CASTELLEONE - SANTA MARIA BRESSANORO

Devozione Mariana nelle terre del Serio e dell’Adda


Crema e i suoi Santuari (percorso A)


Lo scorrere dei secoli ha lasciato segni profondi nelle terre lambite dall’Adda e dal Serio, nella cultura come nella storia della comunità, animata da una grande devozione alla B.V. Maria.
Lo testimoniano, in particolare, i molti luoghi di culto eretti dal Medioevo ad oggi in queste terre, in cui si ritrovano i segni della fede del passato che si coniugano con quelli contemporanei.
Un itinerario dedicato alla scoperta di tali luoghi ci fa immergere immediatamente in quell’atmosfera, raccolta e silenziosa, di ricerca interiore, passando da Chiese, Santuari e Monasteri, sulle orme di miracoli e apparizioni come la storia locale e le fonti ci narrano.
Il viaggio inizia dalla bellissima cittadina di Crema, proprio in centro città nella Cattedrale, il Duomo dedicato all’Assunta e parzialmente distrutta da Federico Barbarossa a seguito dell’assedio nel 1159.
Lo stile architettonico è gotico lombardo, con la presenza di una facciata slanciata a bifore e rosone centrale dominante, in uno scenario artistico di pregio proprio accanto al palazzo Comunale, al palazzo Pretorio ed a quello Vescovile, a cui si accompagnano edifici con linee in stile barocco e rococò.
All’interno del Duomo di Crema è conservato un antico e miracoloso crocifisso ligneo risalente al 1275 e tele di autorevoli artisti tra cui Vicenzo Civerchio, Guido Reni e Giovanni Battista Lucini.

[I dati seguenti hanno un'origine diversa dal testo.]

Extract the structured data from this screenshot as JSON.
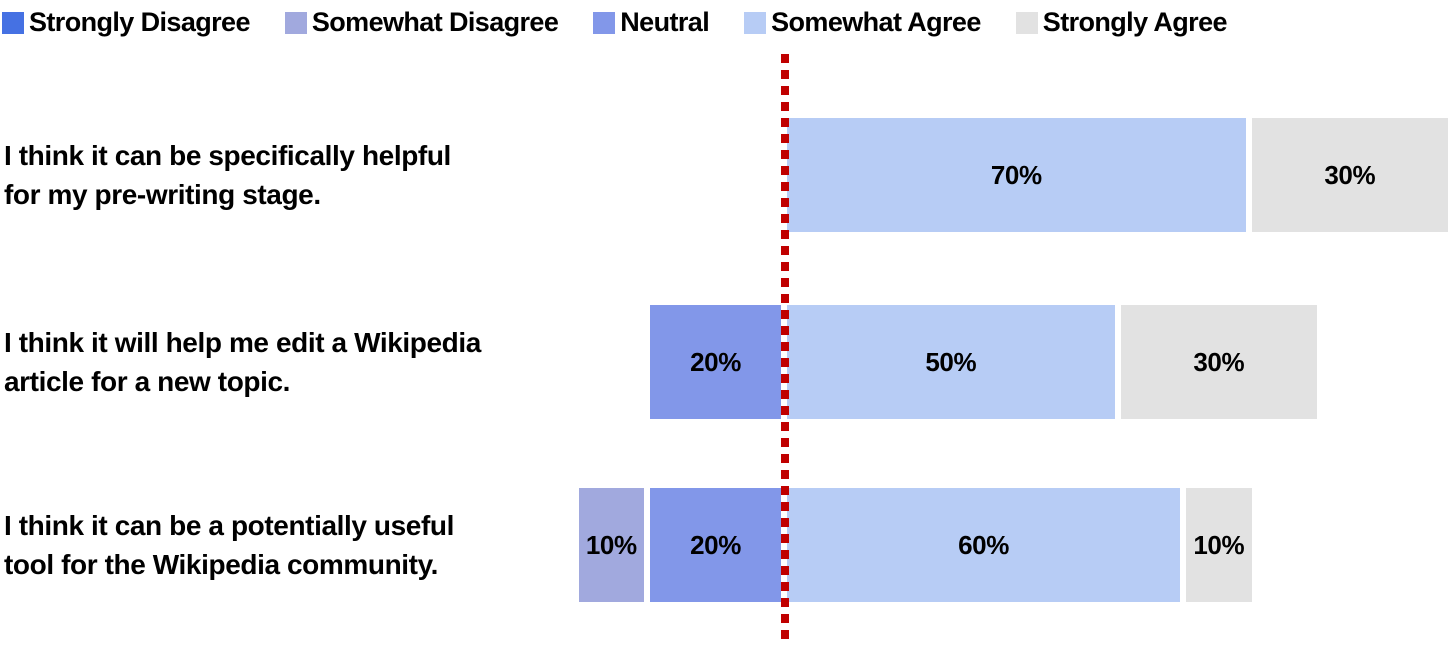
{
  "chart_data": {
    "type": "bar",
    "subtype": "diverging_stacked_horizontal_likert",
    "title": "",
    "unit": "%",
    "legend_position": "top",
    "axis_range_pct": [
      0,
      100
    ],
    "divider": {
      "color": "#C00000",
      "style": "dotted",
      "meaning": "boundary between neutral/disagree side and agree side"
    },
    "legend": [
      {
        "label": "Strongly Disagree",
        "color": "#4571E3"
      },
      {
        "label": "Somewhat Disagree",
        "color": "#A1A9DE"
      },
      {
        "label": "Neutral",
        "color": "#8297E9"
      },
      {
        "label": "Somewhat Agree",
        "color": "#B7CCF5"
      },
      {
        "label": "Strongly Agree",
        "color": "#E2E2E2"
      }
    ],
    "rows": [
      {
        "label": "I think it can be specifically helpful for my pre-writing stage.",
        "label_lines": [
          "I think it can be specifically helpful",
          "for my pre-writing stage."
        ],
        "segments": [
          {
            "category": "Somewhat Agree",
            "value": 70,
            "display": "70%"
          },
          {
            "category": "Strongly Agree",
            "value": 30,
            "display": "30%"
          }
        ]
      },
      {
        "label": "I think it will help me edit a Wikipedia article for a new topic.",
        "label_lines": [
          "I think it will help me edit a Wikipedia",
          "article for a new topic."
        ],
        "segments": [
          {
            "category": "Neutral",
            "value": 20,
            "display": "20%"
          },
          {
            "category": "Somewhat Agree",
            "value": 50,
            "display": "50%"
          },
          {
            "category": "Strongly Agree",
            "value": 30,
            "display": "30%"
          }
        ]
      },
      {
        "label": "I think it can be a potentially useful tool for the Wikipedia community.",
        "label_lines": [
          "I think it can be a potentially useful",
          "tool for the Wikipedia community."
        ],
        "segments": [
          {
            "category": "Somewhat Disagree",
            "value": 10,
            "display": "10%"
          },
          {
            "category": "Neutral",
            "value": 20,
            "display": "20%"
          },
          {
            "category": "Somewhat Agree",
            "value": 60,
            "display": "60%"
          },
          {
            "category": "Strongly Agree",
            "value": 10,
            "display": "10%"
          }
        ]
      }
    ]
  }
}
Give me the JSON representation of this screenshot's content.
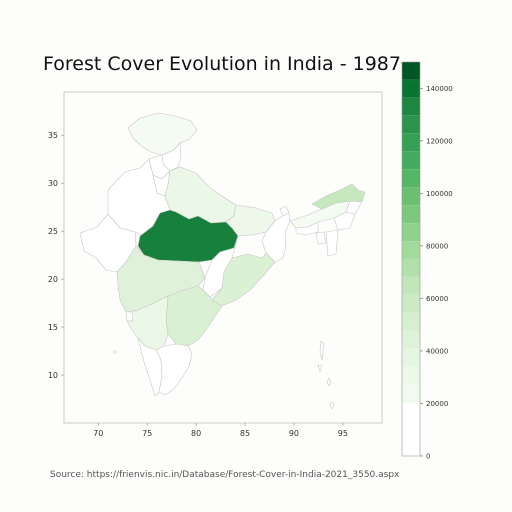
{
  "title": "Forest Cover Evolution in India - 1987",
  "source_text": "Source: https://frienvis.nic.in/Database/Forest-Cover-in-India-2021_3550.aspx",
  "map": {
    "x_ticks": [
      70,
      75,
      80,
      85,
      90,
      95
    ],
    "y_ticks": [
      10,
      15,
      20,
      25,
      30,
      35
    ],
    "lon_range": [
      66.5,
      99.0
    ],
    "lat_range": [
      5.0,
      39.5
    ]
  },
  "colorbar": {
    "min": 0,
    "max": 150000,
    "ticks": [
      0,
      20000,
      40000,
      60000,
      80000,
      100000,
      120000,
      140000
    ],
    "palette": "Greens",
    "color_low": "#ffffff",
    "color_high": "#00441b"
  },
  "regions": [
    {
      "name": "Jammu & Kashmir",
      "value": 20500
    },
    {
      "name": "Himachal Pradesh",
      "value": 0
    },
    {
      "name": "Punjab",
      "value": 0
    },
    {
      "name": "Haryana",
      "value": 0
    },
    {
      "name": "Uttar Pradesh",
      "value": 32000
    },
    {
      "name": "Rajasthan",
      "value": 0
    },
    {
      "name": "Gujarat",
      "value": 0
    },
    {
      "name": "Madhya Pradesh",
      "value": 135000
    },
    {
      "name": "Bihar",
      "value": 29000
    },
    {
      "name": "West Bengal",
      "value": 0
    },
    {
      "name": "Odisha",
      "value": 47500
    },
    {
      "name": "Maharashtra",
      "value": 44000
    },
    {
      "name": "Andhra Pradesh",
      "value": 48000
    },
    {
      "name": "Karnataka",
      "value": 32000
    },
    {
      "name": "Goa",
      "value": 0
    },
    {
      "name": "Kerala",
      "value": 0
    },
    {
      "name": "Tamil Nadu",
      "value": 0
    },
    {
      "name": "Arunachal Pradesh",
      "value": 62000
    },
    {
      "name": "Assam",
      "value": 21000
    },
    {
      "name": "Meghalaya",
      "value": 0
    },
    {
      "name": "Nagaland",
      "value": 0
    },
    {
      "name": "Manipur",
      "value": 0
    },
    {
      "name": "Mizoram",
      "value": 0
    },
    {
      "name": "Tripura",
      "value": 0
    },
    {
      "name": "Sikkim",
      "value": 0
    },
    {
      "name": "Andaman & Nicobar",
      "value": 0
    }
  ]
}
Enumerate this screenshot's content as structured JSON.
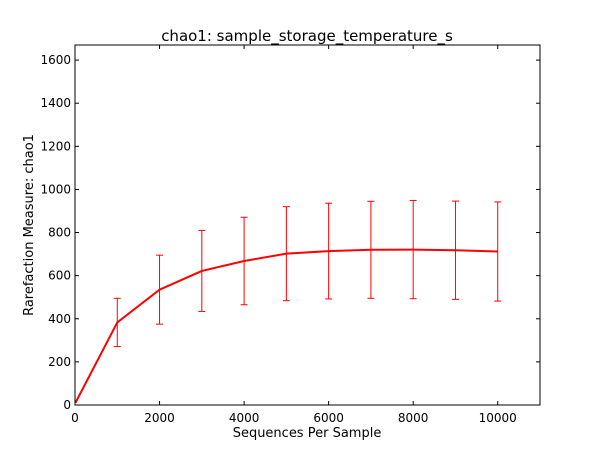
{
  "chart_data": {
    "type": "line",
    "title": "chao1: sample_storage_temperature_s",
    "xlabel": "Sequences Per Sample",
    "ylabel": "Rarefaction Measure: chao1",
    "xlim": [
      0,
      11000
    ],
    "ylim": [
      0,
      1670
    ],
    "xticks": [
      0,
      2000,
      4000,
      6000,
      8000,
      10000
    ],
    "yticks": [
      0,
      200,
      400,
      600,
      800,
      1000,
      1200,
      1400,
      1600
    ],
    "grid": false,
    "legend": "none",
    "series": [
      {
        "color": "#ff0000",
        "points": [
          {
            "x": 10,
            "y": 10,
            "err": 0
          },
          {
            "x": 1000,
            "y": 383,
            "err": 112
          },
          {
            "x": 2000,
            "y": 535,
            "err": 160
          },
          {
            "x": 3000,
            "y": 622,
            "err": 188
          },
          {
            "x": 4000,
            "y": 668,
            "err": 203
          },
          {
            "x": 5000,
            "y": 702,
            "err": 218
          },
          {
            "x": 6000,
            "y": 714,
            "err": 222
          },
          {
            "x": 7000,
            "y": 720,
            "err": 225
          },
          {
            "x": 8000,
            "y": 721,
            "err": 228
          },
          {
            "x": 9000,
            "y": 718,
            "err": 228
          },
          {
            "x": 10000,
            "y": 712,
            "err": 230
          }
        ]
      }
    ]
  }
}
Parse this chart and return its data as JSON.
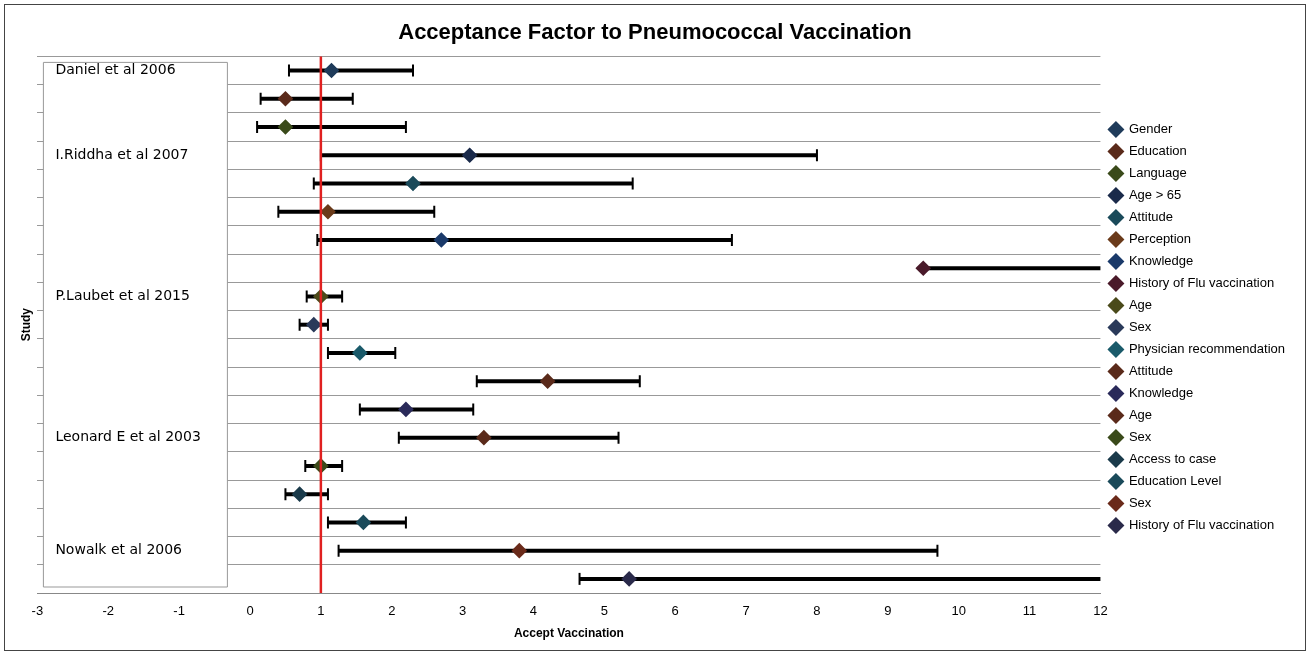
{
  "chart_data": {
    "type": "scatter",
    "orientation": "horizontal",
    "title": "Acceptance Factor to Pneumococcal Vaccination",
    "xlabel": "Accept Vaccination",
    "ylabel": "Study",
    "categories": [
      null,
      null,
      null,
      null,
      null,
      null,
      null,
      null,
      null,
      null,
      null,
      null,
      null,
      null,
      null,
      null,
      null,
      null,
      null
    ],
    "xlim": [
      -3,
      12
    ],
    "xticks": [
      -3,
      -2,
      -1,
      0,
      1,
      2,
      3,
      4,
      5,
      6,
      7,
      8,
      9,
      10,
      11,
      12
    ],
    "grid": "y",
    "legend": "right",
    "marker": "diamond",
    "ref_lines": [
      {
        "axis": "x",
        "value": 1,
        "color": "#e02020"
      }
    ],
    "annotations": [
      "Daniel et al 2006",
      "I.Riddha et al 2007",
      "P.Laubet et al 2015",
      "Leonard E et al 2003",
      "Nowalk et al 2006"
    ],
    "series": [
      {
        "name": "Gender",
        "color": "#1f3b5a",
        "values": [
          1.15,
          null,
          null,
          null,
          null,
          null,
          null,
          null,
          null,
          null,
          null,
          null,
          null,
          null,
          null,
          null,
          null,
          null,
          null
        ],
        "errors": [
          [
            0.55,
            2.3
          ],
          null,
          null,
          null,
          null,
          null,
          null,
          null,
          null,
          null,
          null,
          null,
          null,
          null,
          null,
          null,
          null,
          null,
          null
        ]
      },
      {
        "name": "Education",
        "color": "#5a2a1a",
        "values": [
          null,
          0.5,
          null,
          null,
          null,
          null,
          null,
          null,
          null,
          null,
          null,
          null,
          null,
          null,
          null,
          null,
          null,
          null,
          null
        ],
        "errors": [
          null,
          [
            0.15,
            1.45
          ],
          null,
          null,
          null,
          null,
          null,
          null,
          null,
          null,
          null,
          null,
          null,
          null,
          null,
          null,
          null,
          null,
          null
        ]
      },
      {
        "name": "Language",
        "color": "#3a4a1a",
        "values": [
          null,
          null,
          0.5,
          null,
          null,
          null,
          null,
          null,
          null,
          null,
          null,
          null,
          null,
          null,
          null,
          null,
          null,
          null,
          null
        ],
        "errors": [
          null,
          null,
          [
            0.1,
            2.2
          ],
          null,
          null,
          null,
          null,
          null,
          null,
          null,
          null,
          null,
          null,
          null,
          null,
          null,
          null,
          null,
          null
        ]
      },
      {
        "name": "Age > 65",
        "color": "#1a2a4a",
        "values": [
          null,
          null,
          null,
          3.1,
          null,
          null,
          null,
          null,
          null,
          null,
          null,
          null,
          null,
          null,
          null,
          null,
          null,
          null,
          null
        ],
        "errors": [
          null,
          null,
          null,
          [
            1.0,
            8.0
          ],
          null,
          null,
          null,
          null,
          null,
          null,
          null,
          null,
          null,
          null,
          null,
          null,
          null,
          null,
          null
        ]
      },
      {
        "name": "Attitude",
        "color": "#1a4a5a",
        "values": [
          null,
          null,
          null,
          null,
          2.3,
          null,
          null,
          null,
          null,
          null,
          null,
          null,
          null,
          null,
          null,
          null,
          null,
          null,
          null
        ],
        "errors": [
          null,
          null,
          null,
          null,
          [
            0.9,
            5.4
          ],
          null,
          null,
          null,
          null,
          null,
          null,
          null,
          null,
          null,
          null,
          null,
          null,
          null,
          null
        ]
      },
      {
        "name": "Perception",
        "color": "#6a3a1a",
        "values": [
          null,
          null,
          null,
          null,
          null,
          1.1,
          null,
          null,
          null,
          null,
          null,
          null,
          null,
          null,
          null,
          null,
          null,
          null,
          null
        ],
        "errors": [
          null,
          null,
          null,
          null,
          null,
          [
            0.4,
            2.6
          ],
          null,
          null,
          null,
          null,
          null,
          null,
          null,
          null,
          null,
          null,
          null,
          null,
          null
        ]
      },
      {
        "name": "Knowledge",
        "color": "#1a3a6a",
        "values": [
          null,
          null,
          null,
          null,
          null,
          null,
          2.7,
          null,
          null,
          null,
          null,
          null,
          null,
          null,
          null,
          null,
          null,
          null,
          null
        ],
        "errors": [
          null,
          null,
          null,
          null,
          null,
          null,
          [
            0.95,
            6.8
          ],
          null,
          null,
          null,
          null,
          null,
          null,
          null,
          null,
          null,
          null,
          null,
          null
        ]
      },
      {
        "name": "History of Flu vaccination",
        "color": "#4a1a2a",
        "values": [
          null,
          null,
          null,
          null,
          null,
          null,
          null,
          9.5,
          null,
          null,
          null,
          null,
          null,
          null,
          null,
          null,
          null,
          null,
          null
        ],
        "errors": [
          null,
          null,
          null,
          null,
          null,
          null,
          null,
          [
            9.5,
            12
          ],
          null,
          null,
          null,
          null,
          null,
          null,
          null,
          null,
          null,
          null,
          null
        ]
      },
      {
        "name": "Age",
        "color": "#4a4a1a",
        "values": [
          null,
          null,
          null,
          null,
          null,
          null,
          null,
          null,
          1.0,
          null,
          null,
          null,
          null,
          null,
          null,
          null,
          null,
          null,
          null
        ],
        "errors": [
          null,
          null,
          null,
          null,
          null,
          null,
          null,
          null,
          [
            0.8,
            1.3
          ],
          null,
          null,
          null,
          null,
          null,
          null,
          null,
          null,
          null,
          null
        ]
      },
      {
        "name": "Sex",
        "color": "#2a3a5a",
        "values": [
          null,
          null,
          null,
          null,
          null,
          null,
          null,
          null,
          null,
          0.9,
          null,
          null,
          null,
          null,
          null,
          null,
          null,
          null,
          null
        ],
        "errors": [
          null,
          null,
          null,
          null,
          null,
          null,
          null,
          null,
          null,
          [
            0.7,
            1.1
          ],
          null,
          null,
          null,
          null,
          null,
          null,
          null,
          null,
          null
        ]
      },
      {
        "name": "Physician recommendation",
        "color": "#1a5a6a",
        "values": [
          null,
          null,
          null,
          null,
          null,
          null,
          null,
          null,
          null,
          null,
          1.55,
          null,
          null,
          null,
          null,
          null,
          null,
          null,
          null
        ],
        "errors": [
          null,
          null,
          null,
          null,
          null,
          null,
          null,
          null,
          null,
          null,
          [
            1.1,
            2.05
          ],
          null,
          null,
          null,
          null,
          null,
          null,
          null,
          null
        ]
      },
      {
        "name": "Attitude",
        "color": "#5a2a1a",
        "values": [
          null,
          null,
          null,
          null,
          null,
          null,
          null,
          null,
          null,
          null,
          null,
          4.2,
          null,
          null,
          null,
          null,
          null,
          null,
          null
        ],
        "errors": [
          null,
          null,
          null,
          null,
          null,
          null,
          null,
          null,
          null,
          null,
          null,
          [
            3.2,
            5.5
          ],
          null,
          null,
          null,
          null,
          null,
          null,
          null
        ]
      },
      {
        "name": "Knowledge",
        "color": "#2a2a5a",
        "values": [
          null,
          null,
          null,
          null,
          null,
          null,
          null,
          null,
          null,
          null,
          null,
          null,
          2.2,
          null,
          null,
          null,
          null,
          null,
          null
        ],
        "errors": [
          null,
          null,
          null,
          null,
          null,
          null,
          null,
          null,
          null,
          null,
          null,
          null,
          [
            1.55,
            3.15
          ],
          null,
          null,
          null,
          null,
          null,
          null
        ]
      },
      {
        "name": "Age",
        "color": "#5a2a1a",
        "values": [
          null,
          null,
          null,
          null,
          null,
          null,
          null,
          null,
          null,
          null,
          null,
          null,
          null,
          3.3,
          null,
          null,
          null,
          null,
          null
        ],
        "errors": [
          null,
          null,
          null,
          null,
          null,
          null,
          null,
          null,
          null,
          null,
          null,
          null,
          null,
          [
            2.1,
            5.2
          ],
          null,
          null,
          null,
          null,
          null
        ]
      },
      {
        "name": "Sex",
        "color": "#3a4a1a",
        "values": [
          null,
          null,
          null,
          null,
          null,
          null,
          null,
          null,
          null,
          null,
          null,
          null,
          null,
          null,
          1.0,
          null,
          null,
          null,
          null
        ],
        "errors": [
          null,
          null,
          null,
          null,
          null,
          null,
          null,
          null,
          null,
          null,
          null,
          null,
          null,
          null,
          [
            0.78,
            1.3
          ],
          null,
          null,
          null,
          null
        ]
      },
      {
        "name": "Access to case",
        "color": "#1a3a4a",
        "values": [
          null,
          null,
          null,
          null,
          null,
          null,
          null,
          null,
          null,
          null,
          null,
          null,
          null,
          null,
          null,
          0.7,
          null,
          null,
          null
        ],
        "errors": [
          null,
          null,
          null,
          null,
          null,
          null,
          null,
          null,
          null,
          null,
          null,
          null,
          null,
          null,
          null,
          [
            0.5,
            1.1
          ],
          null,
          null,
          null
        ]
      },
      {
        "name": "Education Level",
        "color": "#1a4a5a",
        "values": [
          null,
          null,
          null,
          null,
          null,
          null,
          null,
          null,
          null,
          null,
          null,
          null,
          null,
          null,
          null,
          null,
          1.6,
          null,
          null
        ],
        "errors": [
          null,
          null,
          null,
          null,
          null,
          null,
          null,
          null,
          null,
          null,
          null,
          null,
          null,
          null,
          null,
          null,
          [
            1.1,
            2.2
          ],
          null,
          null
        ]
      },
      {
        "name": "Sex",
        "color": "#6a2a1a",
        "values": [
          null,
          null,
          null,
          null,
          null,
          null,
          null,
          null,
          null,
          null,
          null,
          null,
          null,
          null,
          null,
          null,
          null,
          3.8,
          null
        ],
        "errors": [
          null,
          null,
          null,
          null,
          null,
          null,
          null,
          null,
          null,
          null,
          null,
          null,
          null,
          null,
          null,
          null,
          null,
          [
            1.25,
            9.7
          ],
          null
        ]
      },
      {
        "name": "History of Flu vaccination",
        "color": "#2a2a4a",
        "values": [
          null,
          null,
          null,
          null,
          null,
          null,
          null,
          null,
          null,
          null,
          null,
          null,
          null,
          null,
          null,
          null,
          null,
          null,
          5.35
        ],
        "errors": [
          null,
          null,
          null,
          null,
          null,
          null,
          null,
          null,
          null,
          null,
          null,
          null,
          null,
          null,
          null,
          null,
          null,
          null,
          [
            4.65,
            12
          ]
        ]
      }
    ]
  }
}
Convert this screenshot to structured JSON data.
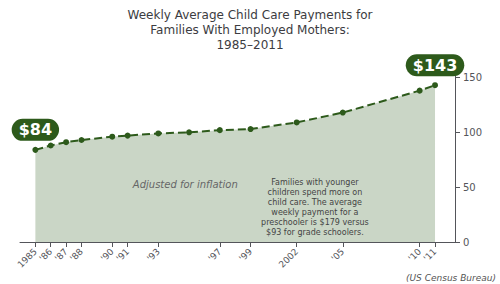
{
  "chart_data": {
    "type": "area",
    "title": "Weekly Average Child Care Payments for\nFamilies With Employed Mothers:\n1985–2011",
    "x": [
      1985,
      1986,
      1987,
      1988,
      1990,
      1991,
      1993,
      1995,
      1997,
      1999,
      2002,
      2005,
      2010,
      2011
    ],
    "values": [
      84,
      88,
      91,
      93,
      96,
      97,
      99,
      100,
      102,
      103,
      109,
      118,
      138,
      143
    ],
    "value_labels": [
      "$84",
      null,
      null,
      null,
      null,
      null,
      null,
      null,
      null,
      null,
      null,
      null,
      null,
      "$143"
    ],
    "data_labels": true,
    "color": "#2D5A1B",
    "marker": "circle",
    "line_style": "dashed",
    "xlim": [
      1984.0,
      2012.3
    ],
    "xticks": [
      1985,
      {
        "value": 1986,
        "label": "'86"
      },
      {
        "value": 1987,
        "label": "'87"
      },
      {
        "value": 1988,
        "label": "'88"
      },
      {
        "value": 1990,
        "label": "'90"
      },
      {
        "value": 1991,
        "label": "'91"
      },
      {
        "value": 1993,
        "label": "'93"
      },
      {
        "value": 1997,
        "label": "'97"
      },
      {
        "value": 1999,
        "label": "'99"
      },
      2002,
      {
        "value": 2005,
        "label": "'05"
      },
      {
        "value": 2010,
        "label": "'10"
      },
      {
        "value": 2011,
        "label": "'11"
      }
    ],
    "ylim": [
      0,
      155
    ],
    "yticks": [
      0,
      50,
      100,
      150
    ],
    "grid": false,
    "annotations": [
      "Adjusted for inflation",
      "Families with younger\nchildren spend more on\nchild care. The average\nweekly payment for a\npreschooler is $179 versus\n$93 for grade schoolers.",
      "(US Census Bureau)"
    ]
  }
}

Da qui, a brevissima distanza, si può raggiungere la Basilica di Santa Maria della Croce, raro quanto particolare esempio del Rinascimento lombardo, con pianta centrale e ricco di tele di Benedetto Diana, Antonio e Bernardino Campi. La decorazione della cupola e dei bracci (nord e sud) sono di Giacomo Parravicino (1660-1729), dei fratelli Giovanni Battista (1643-1718) e Gerolamo (1658-1718) Grandi, e dei fratelli Giuseppe (1710-1808) e Giovanni (1719-1811) Torricelli.
Particolare anche la storia così come le fonti e la tradizione religiosa la tramanda: in loco esisteva un bosco, dove Caterina degli Uberti venne ferita a morte dal marito il 3 aprile 1490. Invocata la Madonna per non morire senza i sacramenti, Caterina venne esaudita. A seguito di miracoli avvenuti il 3 maggio successivo, la città decise di erigere un santuario che fu terminato nel 1500. Fu affidato a Giovanni Battaglio, allievo del Bramante, che si rifece a disegni di Leonardo. Il santuario è a pianta centrale e nello stesso tempo a croce greca. La decorazione della cupola e dei bracci (nord e sud) sono di Giacomo Parravicino (1660-1729), dei fratelli Giovanni Battista (1643-1718) e Gerolamo (1658-1718) Grandi, e dei fratelli Giuseppe (1710-1808) e Giovanni (1719-1811) Torricelli.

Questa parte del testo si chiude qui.